So today I stand before you not as a writer turned health policy expert turned health care activist, though I’m still all of those things. I stand before you as a mother, a wife, a daughter . . . and a citizen. I stand before you filled on the one hand, with dismay . . . and on the other hand with a full measure of hope. I stand here to welcome you to the work we are all doing to transform healthcare.[The above was reprinted with Ms Brownlee's permission.]
And our first step is to name our task. It is not just stamping out overuse, though we must do that. It is not just ensuring that patients get the care they need. Though that is unfinished business.
Getting to the right care also requires that we recognize the historic choice we face between opposing world views. On one side are those who see the practice of medicine as a set of economic transactions, and healthcare as just another business. This side thinks the market solves all ills. This side sees the health professions as the labor needed to run a highly profitable industry. You are the 'providers' of services -- the help. Patients are revenue. Excuse me, 'consumers.'
On the other side of this divide are those who see healthcare as a moral endeavor. This side seeks to serve both patients and the common social good. This side knows that ignoring the patient as vulnerable human being is the quintessential failure of our system. This side acknowledges our need for hospitals, and for companies to manufacture drugs, and devices, and scalpels and surgical gloves. But the delivery of healthcare should not be designed for their benefit.
If we want to get to the right care, we must begin to envision a vastly different system. A just system. A system whose purpose is to serve patients and communities. A system that is not just reformed, but radically transformed.
The purpose of this conference, the reason we are all here today, is to find our way towards that transformation.

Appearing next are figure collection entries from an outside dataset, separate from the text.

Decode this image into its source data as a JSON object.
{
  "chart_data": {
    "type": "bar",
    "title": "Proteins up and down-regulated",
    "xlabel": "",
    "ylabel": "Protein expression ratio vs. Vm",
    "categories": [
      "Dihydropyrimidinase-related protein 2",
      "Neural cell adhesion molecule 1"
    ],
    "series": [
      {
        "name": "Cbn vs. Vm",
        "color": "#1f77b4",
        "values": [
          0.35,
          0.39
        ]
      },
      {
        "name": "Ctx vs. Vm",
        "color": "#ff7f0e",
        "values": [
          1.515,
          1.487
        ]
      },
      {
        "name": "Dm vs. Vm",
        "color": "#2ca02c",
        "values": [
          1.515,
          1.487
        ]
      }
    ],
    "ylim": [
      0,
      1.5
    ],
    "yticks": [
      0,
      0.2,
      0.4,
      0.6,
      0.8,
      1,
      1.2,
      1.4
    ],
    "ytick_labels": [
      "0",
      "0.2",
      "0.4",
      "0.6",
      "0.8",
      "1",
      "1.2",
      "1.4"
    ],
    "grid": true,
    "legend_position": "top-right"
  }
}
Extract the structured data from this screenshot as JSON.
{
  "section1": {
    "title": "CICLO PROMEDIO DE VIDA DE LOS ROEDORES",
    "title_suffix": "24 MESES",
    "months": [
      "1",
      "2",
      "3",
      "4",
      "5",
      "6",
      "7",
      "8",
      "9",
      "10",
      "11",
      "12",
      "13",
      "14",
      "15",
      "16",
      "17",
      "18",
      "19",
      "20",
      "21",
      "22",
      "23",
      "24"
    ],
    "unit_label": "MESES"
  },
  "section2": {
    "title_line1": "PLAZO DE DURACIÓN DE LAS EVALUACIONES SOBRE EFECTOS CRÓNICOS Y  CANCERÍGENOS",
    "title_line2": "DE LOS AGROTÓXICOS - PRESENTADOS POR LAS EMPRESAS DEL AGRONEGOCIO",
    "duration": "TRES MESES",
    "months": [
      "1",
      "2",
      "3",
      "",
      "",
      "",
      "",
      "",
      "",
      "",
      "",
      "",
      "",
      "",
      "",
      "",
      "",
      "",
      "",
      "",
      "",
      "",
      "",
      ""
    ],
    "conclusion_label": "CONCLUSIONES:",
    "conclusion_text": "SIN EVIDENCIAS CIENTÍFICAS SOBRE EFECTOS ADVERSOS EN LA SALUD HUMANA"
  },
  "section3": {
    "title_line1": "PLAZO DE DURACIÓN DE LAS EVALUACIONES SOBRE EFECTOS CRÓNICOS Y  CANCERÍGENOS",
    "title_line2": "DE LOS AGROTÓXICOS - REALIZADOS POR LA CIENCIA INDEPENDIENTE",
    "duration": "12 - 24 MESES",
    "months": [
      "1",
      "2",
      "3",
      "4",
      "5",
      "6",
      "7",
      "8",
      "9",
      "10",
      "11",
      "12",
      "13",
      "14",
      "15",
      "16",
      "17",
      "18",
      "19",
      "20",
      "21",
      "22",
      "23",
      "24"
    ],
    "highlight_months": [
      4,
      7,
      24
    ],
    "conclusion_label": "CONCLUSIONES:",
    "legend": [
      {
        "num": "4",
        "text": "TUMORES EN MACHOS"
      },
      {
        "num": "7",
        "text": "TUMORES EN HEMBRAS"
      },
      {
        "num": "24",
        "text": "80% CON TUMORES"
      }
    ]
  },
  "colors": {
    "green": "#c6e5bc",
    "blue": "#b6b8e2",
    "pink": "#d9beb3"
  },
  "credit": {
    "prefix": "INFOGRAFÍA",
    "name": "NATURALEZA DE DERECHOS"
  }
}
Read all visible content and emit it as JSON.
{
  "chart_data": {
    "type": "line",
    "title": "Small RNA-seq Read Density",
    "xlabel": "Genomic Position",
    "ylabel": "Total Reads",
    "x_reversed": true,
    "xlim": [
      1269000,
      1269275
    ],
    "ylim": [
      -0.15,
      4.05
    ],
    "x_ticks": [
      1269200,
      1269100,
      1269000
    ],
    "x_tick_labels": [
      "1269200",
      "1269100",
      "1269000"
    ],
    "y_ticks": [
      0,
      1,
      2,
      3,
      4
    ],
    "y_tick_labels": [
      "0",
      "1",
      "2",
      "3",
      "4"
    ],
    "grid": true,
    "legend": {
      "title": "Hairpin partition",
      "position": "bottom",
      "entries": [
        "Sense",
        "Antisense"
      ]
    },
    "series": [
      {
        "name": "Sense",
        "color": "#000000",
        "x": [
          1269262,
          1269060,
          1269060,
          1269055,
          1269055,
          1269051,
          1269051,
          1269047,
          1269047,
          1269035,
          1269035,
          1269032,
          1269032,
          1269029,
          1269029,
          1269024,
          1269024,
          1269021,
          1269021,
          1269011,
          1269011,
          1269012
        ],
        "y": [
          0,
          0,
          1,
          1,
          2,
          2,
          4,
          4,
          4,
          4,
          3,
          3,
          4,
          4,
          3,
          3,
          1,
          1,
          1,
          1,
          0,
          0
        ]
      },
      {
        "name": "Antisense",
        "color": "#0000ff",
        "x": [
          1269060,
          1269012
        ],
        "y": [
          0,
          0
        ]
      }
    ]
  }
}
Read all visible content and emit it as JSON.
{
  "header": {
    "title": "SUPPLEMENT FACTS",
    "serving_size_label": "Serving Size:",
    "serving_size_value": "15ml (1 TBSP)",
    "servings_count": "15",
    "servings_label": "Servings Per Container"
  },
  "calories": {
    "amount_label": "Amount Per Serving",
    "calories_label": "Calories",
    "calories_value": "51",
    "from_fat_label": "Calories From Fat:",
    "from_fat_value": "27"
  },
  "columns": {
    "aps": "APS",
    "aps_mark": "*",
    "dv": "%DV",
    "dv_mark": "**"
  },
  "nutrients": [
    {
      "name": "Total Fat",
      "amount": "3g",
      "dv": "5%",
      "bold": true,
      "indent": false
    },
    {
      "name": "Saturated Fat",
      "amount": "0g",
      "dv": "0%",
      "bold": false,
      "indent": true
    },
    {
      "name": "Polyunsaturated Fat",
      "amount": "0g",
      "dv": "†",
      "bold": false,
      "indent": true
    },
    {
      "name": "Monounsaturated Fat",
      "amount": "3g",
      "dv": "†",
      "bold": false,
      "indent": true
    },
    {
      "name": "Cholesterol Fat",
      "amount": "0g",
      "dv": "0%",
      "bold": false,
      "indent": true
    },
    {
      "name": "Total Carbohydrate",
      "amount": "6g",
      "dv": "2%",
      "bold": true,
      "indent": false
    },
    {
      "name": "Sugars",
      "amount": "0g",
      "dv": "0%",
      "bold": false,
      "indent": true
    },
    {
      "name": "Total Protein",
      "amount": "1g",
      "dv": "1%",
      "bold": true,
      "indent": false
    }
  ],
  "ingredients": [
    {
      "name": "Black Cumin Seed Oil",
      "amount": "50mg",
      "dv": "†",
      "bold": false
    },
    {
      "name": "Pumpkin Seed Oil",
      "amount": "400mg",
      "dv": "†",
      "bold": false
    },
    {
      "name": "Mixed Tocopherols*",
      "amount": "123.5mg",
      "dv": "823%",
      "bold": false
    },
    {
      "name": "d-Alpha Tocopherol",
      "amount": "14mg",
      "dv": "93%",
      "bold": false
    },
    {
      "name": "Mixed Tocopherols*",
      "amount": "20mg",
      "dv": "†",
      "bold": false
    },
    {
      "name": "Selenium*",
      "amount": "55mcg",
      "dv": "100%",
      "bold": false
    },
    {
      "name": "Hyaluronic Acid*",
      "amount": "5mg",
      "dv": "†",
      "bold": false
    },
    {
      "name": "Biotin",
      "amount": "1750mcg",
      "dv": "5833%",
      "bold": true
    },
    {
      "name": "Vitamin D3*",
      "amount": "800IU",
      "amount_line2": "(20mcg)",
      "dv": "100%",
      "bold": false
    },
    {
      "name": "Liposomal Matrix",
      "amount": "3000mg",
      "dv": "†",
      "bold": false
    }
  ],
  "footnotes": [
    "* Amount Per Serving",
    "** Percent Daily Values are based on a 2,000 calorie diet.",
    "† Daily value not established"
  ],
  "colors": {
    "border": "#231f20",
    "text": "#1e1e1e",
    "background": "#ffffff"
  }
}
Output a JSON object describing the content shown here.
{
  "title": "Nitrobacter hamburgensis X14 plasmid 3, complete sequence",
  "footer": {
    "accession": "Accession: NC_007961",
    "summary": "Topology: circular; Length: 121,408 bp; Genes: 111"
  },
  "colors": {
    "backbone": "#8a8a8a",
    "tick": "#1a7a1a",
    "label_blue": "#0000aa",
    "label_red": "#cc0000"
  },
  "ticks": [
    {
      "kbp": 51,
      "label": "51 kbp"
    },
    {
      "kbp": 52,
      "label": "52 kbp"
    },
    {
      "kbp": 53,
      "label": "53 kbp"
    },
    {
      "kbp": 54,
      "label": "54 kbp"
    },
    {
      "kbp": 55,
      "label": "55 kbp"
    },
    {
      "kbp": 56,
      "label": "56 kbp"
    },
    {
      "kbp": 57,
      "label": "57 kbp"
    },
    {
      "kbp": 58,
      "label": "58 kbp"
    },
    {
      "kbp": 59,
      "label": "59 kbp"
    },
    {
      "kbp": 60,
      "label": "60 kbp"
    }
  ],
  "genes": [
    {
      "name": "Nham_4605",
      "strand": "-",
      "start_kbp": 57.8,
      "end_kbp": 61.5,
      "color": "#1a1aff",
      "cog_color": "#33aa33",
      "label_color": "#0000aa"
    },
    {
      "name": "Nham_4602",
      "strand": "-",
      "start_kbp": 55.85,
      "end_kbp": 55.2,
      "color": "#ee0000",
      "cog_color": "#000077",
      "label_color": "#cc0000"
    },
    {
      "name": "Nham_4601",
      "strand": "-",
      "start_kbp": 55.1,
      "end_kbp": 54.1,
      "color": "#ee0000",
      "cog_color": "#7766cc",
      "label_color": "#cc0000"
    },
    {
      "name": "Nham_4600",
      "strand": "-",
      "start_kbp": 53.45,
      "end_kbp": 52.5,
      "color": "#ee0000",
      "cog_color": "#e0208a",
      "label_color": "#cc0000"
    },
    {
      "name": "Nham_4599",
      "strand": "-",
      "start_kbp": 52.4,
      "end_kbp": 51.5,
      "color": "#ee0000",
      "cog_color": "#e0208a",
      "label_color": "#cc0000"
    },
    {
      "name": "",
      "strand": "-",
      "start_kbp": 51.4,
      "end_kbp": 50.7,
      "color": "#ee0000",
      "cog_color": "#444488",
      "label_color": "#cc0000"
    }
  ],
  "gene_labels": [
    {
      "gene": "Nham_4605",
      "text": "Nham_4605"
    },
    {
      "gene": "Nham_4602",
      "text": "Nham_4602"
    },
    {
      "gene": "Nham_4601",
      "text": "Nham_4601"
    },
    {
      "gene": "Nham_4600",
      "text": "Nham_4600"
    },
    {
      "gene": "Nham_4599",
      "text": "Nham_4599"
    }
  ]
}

On Health Care Renewal, we have long been showing the consequences of health care run by generic managers who believe the business school dogma of promoting "shareholder" value, even when their organization has no shareholders, by putting short term revenue ahead of all else. They are backed by market fundamentalists who believe all of human life can be reduced to business transactions. The results have been very profitable to some, particularly to the very same generic managers, in terms of every rising executive compensation untethered to any clear evidence for these managers' achievements, beyond making money. I have suggested that this has become a major cause of health care dysfunction, of ever rising costs, shrinking access, and threatened quality. True health reform, or transformation, to use Ms Brownlee's term, would restore the priority of patients' and the public's health, and return health care to those who see it as a calling, not just a way to get rich.